Engineering Contradictions & Design Principles
Engineering Contradiction Analysis
1Speed
If local search methods are used to optimize drilling parameters, then optimization speed is improved, but the system gets stuck at local optimum points
Solution Approach 1:
The patent combines global search methods (genetic algorithms) with local search methods (gradient descent) into a hybrid optimization system. The global search explores the entire parameter space to find promising regions, while the local search refines solutions within those regions. This merging allows the system to maintain both exploration capability (avoiding local optima) and exploitation efficiency (fast convergence), directly resolving the contradiction between optimization speed and avoiding local optimum traps.

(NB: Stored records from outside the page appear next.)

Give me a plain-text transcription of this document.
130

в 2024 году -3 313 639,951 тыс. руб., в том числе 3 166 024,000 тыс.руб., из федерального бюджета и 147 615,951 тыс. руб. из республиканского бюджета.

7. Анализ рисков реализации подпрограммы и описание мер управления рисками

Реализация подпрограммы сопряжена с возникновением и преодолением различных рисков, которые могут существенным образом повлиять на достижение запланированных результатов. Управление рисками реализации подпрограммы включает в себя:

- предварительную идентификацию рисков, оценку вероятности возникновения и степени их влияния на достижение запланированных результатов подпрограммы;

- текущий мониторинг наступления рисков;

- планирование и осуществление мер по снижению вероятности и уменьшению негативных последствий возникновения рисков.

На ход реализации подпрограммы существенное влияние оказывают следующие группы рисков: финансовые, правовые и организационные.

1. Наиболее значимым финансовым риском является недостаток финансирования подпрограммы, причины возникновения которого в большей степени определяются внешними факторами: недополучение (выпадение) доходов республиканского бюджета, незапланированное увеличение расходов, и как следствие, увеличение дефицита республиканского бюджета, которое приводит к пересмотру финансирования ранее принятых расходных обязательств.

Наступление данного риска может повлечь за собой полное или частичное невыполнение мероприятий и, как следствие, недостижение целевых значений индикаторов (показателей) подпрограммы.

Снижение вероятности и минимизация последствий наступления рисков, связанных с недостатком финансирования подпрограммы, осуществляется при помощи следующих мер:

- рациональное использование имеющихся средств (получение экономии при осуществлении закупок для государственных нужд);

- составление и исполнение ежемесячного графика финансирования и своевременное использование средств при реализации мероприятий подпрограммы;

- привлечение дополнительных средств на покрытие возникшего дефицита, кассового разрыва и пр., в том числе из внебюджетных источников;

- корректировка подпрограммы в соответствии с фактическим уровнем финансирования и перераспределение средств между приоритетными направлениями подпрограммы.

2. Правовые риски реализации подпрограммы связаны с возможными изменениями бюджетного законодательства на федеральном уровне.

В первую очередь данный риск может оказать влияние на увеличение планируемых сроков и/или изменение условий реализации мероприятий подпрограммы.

2Adaptability or versatility
If global search methods are used to optimize drilling parameters, then adaptability to changing conditions is improved, but computational complexity increases
Solution Approach 1:
The patent implements a two-stage optimization process where global search is performed first to identify promising parameter regions, and then local search is applied to refine solutions. This preliminary action of global exploration followed by local refinement allows the system to adapt to changing drilling conditions effectively while managing computational complexity by avoiding exhaustive global search at every optimization step.
Solution Approach 2:
The hybrid optimization system dynamically switches between global and local search modes based on drilling conditions and optimization progress. When drilling conditions change significantly, the system activates global search to explore new parameter spaces; when conditions are stable, it uses local search for efficient refinement. This dynamic adaptation balances computational complexity with adaptability to changing conditions.
3Ease of operation
If single parameter optimization is used to increase ROP, then simplicity of operation is maintained, but overall drilling performance deteriorates
Solution Approach 1:
The patent optimizes multiple drilling parameters simultaneously (weight on bit, rotary speed, drill bit type, etc.) rather than single parameter optimization. The hybrid optimization system evaluates combinations of parameter changes to maximize ROP while considering interdependencies between parameters. This multi-parameter optimization approach significantly improves overall drilling performance compared to simple single-parameter control, while the automated system maintains ease of operation.
Data Source
AI summary
Combined methods and systems for optimizing drilling related operations include global search engines and local search engines to find the optimal value for at least one controllable drilling parameter, and a data fusion module to combine or select the operational recommendations from global and local search engines. The operational recommendations are used to optimize the objective function, mitigate dysfunctions, and improve drilling efficiency.